The right to “free and egalitarian access” to health care is enshrined in Chile’s constitution. The constitution also guarantees that “each person has the right to choose the health system they wish to join, either state or private”. Because of that language, elimination of the private system could require a change to the constitution, said Cristian Montenegro, a sociologist at the Pontifical Catholic University of Chile. Although there have been some calls for a revamping of the constitution, that would be a long process requiring a constituent assembly, and is not likely in the near future, he said.

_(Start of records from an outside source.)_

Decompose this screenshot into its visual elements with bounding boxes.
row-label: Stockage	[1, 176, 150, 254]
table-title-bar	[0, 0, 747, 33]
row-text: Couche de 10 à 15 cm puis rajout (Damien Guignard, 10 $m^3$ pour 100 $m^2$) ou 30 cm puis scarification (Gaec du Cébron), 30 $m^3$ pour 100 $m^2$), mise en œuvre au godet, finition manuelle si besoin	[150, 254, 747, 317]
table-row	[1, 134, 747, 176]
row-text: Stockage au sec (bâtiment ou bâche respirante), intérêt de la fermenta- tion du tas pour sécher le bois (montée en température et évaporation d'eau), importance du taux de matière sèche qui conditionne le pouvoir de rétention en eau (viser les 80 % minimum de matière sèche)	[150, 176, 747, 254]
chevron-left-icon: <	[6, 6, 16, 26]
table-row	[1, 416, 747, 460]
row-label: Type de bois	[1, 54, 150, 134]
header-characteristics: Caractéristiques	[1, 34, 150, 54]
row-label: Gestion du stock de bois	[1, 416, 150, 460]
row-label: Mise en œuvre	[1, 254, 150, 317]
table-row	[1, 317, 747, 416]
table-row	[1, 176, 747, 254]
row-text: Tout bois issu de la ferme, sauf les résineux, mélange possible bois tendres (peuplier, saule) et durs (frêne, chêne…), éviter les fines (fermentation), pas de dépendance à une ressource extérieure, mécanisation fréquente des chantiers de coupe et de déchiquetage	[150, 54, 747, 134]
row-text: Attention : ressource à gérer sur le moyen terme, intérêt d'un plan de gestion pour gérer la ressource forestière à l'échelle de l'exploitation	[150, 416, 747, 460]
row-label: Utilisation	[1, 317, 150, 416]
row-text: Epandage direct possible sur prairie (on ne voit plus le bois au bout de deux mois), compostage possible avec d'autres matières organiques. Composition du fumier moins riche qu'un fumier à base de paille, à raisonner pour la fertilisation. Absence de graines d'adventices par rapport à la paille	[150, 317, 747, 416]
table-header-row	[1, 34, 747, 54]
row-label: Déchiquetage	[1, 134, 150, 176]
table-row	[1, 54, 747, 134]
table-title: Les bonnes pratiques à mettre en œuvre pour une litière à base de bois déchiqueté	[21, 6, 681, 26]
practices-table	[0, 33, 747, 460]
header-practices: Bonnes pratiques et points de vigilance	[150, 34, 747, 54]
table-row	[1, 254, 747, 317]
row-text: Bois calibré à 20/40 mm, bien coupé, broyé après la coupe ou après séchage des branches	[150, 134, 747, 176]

As the protests continue, it is not clear how the government will address the multiple, dispersed demands. A cabinet shake-up on Oct 28 failed to stem the protests, and calls have mounted for Piñera’s resignation.

Chile’s upheaval is a cautionary tale for other Latin American countries that have wide income gaps and that still depend largely on revenues from exports of raw materials, placing them at the mercy of global market forces. Income inequality is greater in Latin America than in any other region in the world. “In many rankings, [Chile] has done well in the region”, Montenegro said. “It seemed to be economically and institutionally stable. But the price of this progress was the inequality it created.”